Morgen könnte sich entscheiden, ob die 2G+ Regelung in der bayerischen Gastronomie eingeführt wird. Die Kultur leidet bekanntlich schon länger unter leeren Sälen und steht als Branche zweiter Klasse da. Ein Kommentar von Christiane Wechselberger aus der aktuellen Ausgabe.

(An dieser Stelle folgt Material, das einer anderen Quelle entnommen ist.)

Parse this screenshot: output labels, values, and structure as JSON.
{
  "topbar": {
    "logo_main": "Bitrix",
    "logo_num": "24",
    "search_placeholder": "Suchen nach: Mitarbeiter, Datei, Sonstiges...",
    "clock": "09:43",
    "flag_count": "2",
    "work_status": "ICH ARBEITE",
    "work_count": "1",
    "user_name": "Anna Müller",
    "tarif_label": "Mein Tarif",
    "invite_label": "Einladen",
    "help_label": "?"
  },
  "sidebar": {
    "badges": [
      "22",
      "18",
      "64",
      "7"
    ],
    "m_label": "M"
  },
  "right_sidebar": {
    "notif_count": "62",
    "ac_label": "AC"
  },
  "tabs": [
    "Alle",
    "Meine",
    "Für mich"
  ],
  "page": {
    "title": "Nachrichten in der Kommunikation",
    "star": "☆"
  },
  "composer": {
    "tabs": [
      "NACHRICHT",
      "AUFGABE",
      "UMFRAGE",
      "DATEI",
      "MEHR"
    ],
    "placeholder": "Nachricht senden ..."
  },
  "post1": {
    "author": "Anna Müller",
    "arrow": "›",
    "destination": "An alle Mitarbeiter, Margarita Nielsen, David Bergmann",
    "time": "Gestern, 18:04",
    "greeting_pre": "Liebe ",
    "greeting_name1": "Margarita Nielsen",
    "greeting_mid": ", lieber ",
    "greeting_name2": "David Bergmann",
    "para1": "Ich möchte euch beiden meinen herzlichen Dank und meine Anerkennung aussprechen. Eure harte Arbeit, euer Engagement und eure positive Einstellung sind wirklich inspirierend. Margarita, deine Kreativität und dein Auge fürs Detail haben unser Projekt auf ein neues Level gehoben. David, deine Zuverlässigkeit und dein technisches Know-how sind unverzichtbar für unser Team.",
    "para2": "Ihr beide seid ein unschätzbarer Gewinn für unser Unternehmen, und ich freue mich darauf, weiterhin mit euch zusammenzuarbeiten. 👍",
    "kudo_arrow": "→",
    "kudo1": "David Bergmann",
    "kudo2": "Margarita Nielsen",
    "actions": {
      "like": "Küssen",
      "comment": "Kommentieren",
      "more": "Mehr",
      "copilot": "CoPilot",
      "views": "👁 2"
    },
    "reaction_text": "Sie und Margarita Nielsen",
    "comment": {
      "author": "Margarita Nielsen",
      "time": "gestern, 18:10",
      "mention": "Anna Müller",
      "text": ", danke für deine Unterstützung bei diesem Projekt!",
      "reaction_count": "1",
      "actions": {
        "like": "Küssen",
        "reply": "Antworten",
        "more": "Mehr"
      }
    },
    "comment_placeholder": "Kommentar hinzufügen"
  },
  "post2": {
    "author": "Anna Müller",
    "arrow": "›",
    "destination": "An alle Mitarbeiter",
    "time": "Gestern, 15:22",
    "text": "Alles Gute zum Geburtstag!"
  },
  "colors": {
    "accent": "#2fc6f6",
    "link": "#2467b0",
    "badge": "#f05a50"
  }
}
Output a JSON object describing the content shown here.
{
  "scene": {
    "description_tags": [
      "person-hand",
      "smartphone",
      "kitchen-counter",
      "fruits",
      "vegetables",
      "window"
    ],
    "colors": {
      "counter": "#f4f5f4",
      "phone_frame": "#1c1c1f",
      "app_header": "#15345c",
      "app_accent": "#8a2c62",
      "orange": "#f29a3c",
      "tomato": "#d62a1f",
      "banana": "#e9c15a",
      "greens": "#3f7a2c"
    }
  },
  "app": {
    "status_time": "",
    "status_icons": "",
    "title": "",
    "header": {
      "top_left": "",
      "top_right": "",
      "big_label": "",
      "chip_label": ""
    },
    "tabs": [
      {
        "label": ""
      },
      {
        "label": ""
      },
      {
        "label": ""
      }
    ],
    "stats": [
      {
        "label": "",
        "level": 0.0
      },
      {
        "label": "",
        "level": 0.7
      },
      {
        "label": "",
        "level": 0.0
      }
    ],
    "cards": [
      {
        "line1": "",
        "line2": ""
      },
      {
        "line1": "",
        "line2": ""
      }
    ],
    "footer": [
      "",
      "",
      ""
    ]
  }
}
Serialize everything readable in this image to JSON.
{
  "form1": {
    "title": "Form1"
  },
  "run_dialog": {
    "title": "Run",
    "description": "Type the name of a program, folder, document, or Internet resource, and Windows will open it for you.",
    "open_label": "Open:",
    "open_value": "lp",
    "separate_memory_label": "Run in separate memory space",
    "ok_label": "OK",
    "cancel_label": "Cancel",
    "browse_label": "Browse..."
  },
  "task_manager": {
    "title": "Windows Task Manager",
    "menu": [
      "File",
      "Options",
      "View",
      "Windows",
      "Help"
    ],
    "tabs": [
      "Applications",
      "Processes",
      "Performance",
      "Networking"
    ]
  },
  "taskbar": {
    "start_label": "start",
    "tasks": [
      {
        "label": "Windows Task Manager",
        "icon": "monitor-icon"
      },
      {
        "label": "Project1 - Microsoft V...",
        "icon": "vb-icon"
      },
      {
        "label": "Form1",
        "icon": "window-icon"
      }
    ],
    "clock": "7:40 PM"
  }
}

2G+ Regelung: Bayern ist kein Kulturland
Die Theater befinden sich gerade in einem Quasi-Lockdown. Während Wirtshäuser und Restaurants in manchen Gegenden der Stadt proppenvoll sind, wenn auch nur bis 22 Uhr, dürfen Theater, Kinos und andere Kulturstätten gerade mal ein Viertel ihrer Plätze besetzen, und das, obwohl das Publikum im Gegensatz zur Gastronomie dort zusätzlich noch getestet sein und durchgängig FFP2-Maske tragen muss. Das Ergebnis sind leere Theater, weil potenzielles Publikum durch den zusätzlichen Testaufwand abgeschreckt wird. Diese Regel gilt nur im Freistaat Bayern, der die Kultur offensichtlich missachtet. Anders sind derart unverhältnismäßige, überzogene und in den Ruin treibende Vorschriften für Kulturveranstaltungen nicht zu erklären.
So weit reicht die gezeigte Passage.